On average, the mental well-being among EU citizens increased during this time by four points on a scale from 0 to 100, from 49 to 53. This includes statements on five questions that relate to the mental state.
Germany is pretty much in line with the average of all 27 EU countries. As expected, the jump was more pronounced in states that had imposed a particularly tough lockdown. Among the age groups, there were significant improvements, especially among people over 50 – this corresponds to the results of the Axa study, according to which this population group is particularly hard hit by the crisis.
However, particularly low levels of mental well-being were still found among those who had lost their jobs. It is obvious.
At the same time, however, it became apparent that even those who went into Homeoffice moved, the stress increased noticeably. Every eighth feels isolated, every fourth feels emotionally drained. Every third person has the feeling that they cannot cope with their workload or they feel exhausted after work.
Women seem to be particularly psychologically stressed, as shown in both surveys. When it comes to mental well-being, their values are well below those of men, and in the Axa study, too, 44 percent of women stated that their challenges and problems in life had increased due to the corona crisis.

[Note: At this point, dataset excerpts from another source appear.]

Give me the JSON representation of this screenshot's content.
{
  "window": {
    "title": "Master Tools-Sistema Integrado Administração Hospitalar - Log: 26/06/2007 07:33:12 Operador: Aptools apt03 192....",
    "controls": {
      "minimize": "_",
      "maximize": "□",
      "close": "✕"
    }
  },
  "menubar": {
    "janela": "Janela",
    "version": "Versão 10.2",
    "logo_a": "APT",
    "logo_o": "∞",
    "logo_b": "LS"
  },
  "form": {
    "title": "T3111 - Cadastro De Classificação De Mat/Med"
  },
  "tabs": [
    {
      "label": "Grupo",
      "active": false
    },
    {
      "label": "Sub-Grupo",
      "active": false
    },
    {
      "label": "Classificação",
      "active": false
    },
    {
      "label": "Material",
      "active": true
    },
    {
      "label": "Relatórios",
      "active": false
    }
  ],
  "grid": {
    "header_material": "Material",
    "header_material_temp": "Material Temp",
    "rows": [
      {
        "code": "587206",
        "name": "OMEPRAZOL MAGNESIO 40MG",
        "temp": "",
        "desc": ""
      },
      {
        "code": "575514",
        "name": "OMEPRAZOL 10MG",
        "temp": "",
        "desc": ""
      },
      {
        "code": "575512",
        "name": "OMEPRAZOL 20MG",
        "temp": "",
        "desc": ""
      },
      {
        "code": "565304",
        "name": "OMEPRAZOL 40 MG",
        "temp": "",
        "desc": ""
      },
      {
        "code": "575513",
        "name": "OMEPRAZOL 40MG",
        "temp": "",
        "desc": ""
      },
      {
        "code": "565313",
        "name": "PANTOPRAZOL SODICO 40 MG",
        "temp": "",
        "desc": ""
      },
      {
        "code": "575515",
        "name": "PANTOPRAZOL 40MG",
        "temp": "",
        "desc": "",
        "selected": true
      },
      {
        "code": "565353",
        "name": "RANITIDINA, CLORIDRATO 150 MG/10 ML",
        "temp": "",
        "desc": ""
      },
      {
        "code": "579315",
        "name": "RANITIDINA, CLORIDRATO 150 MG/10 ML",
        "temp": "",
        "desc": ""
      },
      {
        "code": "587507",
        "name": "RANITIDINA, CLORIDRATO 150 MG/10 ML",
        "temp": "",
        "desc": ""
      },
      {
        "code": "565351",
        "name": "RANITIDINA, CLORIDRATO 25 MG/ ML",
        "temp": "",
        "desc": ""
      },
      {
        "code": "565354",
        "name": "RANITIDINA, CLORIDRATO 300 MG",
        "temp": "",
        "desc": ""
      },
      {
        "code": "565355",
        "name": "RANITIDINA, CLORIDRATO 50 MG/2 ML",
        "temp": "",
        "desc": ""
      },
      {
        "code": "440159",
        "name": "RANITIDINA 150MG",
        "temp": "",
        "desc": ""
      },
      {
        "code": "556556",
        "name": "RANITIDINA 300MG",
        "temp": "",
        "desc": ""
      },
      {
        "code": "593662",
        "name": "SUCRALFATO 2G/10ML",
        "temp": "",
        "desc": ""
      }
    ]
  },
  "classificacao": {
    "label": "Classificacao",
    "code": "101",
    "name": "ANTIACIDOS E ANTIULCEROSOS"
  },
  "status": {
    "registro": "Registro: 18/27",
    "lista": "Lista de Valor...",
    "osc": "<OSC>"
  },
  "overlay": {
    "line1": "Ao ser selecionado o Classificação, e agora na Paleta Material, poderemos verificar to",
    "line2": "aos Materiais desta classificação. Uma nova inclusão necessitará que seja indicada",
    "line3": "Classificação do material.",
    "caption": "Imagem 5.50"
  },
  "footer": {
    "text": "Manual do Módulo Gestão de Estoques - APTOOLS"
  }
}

Just under one in three men said this. “Women suffer from the triple burden of work and family and also from closed schools,” says Axa boss Vollert.
In his opinion, the corona crisis acts like a catalyst in terms of mental problems. He therefore advocates doing everything possible not to lose the people affected. It is primarily about human fate, but also about the economic impact.
Even before the crisis, twelve percent of Germans were seriously mentally ill – by far the highest figure in the EU. And it could now increase even further.
“Even today, mental health problems are the third most common reason for incapacity to work,” warns Vollert. This affects 15 percent of all sick leave. In addition, these sick leave takes a particularly long time, on average 33.7 days. Mental illness is the cause in over a third of cases of occupational disability.
According to a report by the OECD, the economic costs of mental illness for the entire EU from then 28 countries amounted to 600 billion euros per year in 2018. According to the Federal Statistical Office in Germany, statutory health insurance funds spend 44 billion euros a year on the treatment of such diseases alone.
Axa boss Vollert sees a glimmer of hope. The survey also shows that there is greater attention to the topic and that people are more willing to deal with it. This must be addressed by increasingly making low-threshold offers for early treatment, especially digitally. Then maybe at least some of the psychological damage caused by the pandemic could be limited.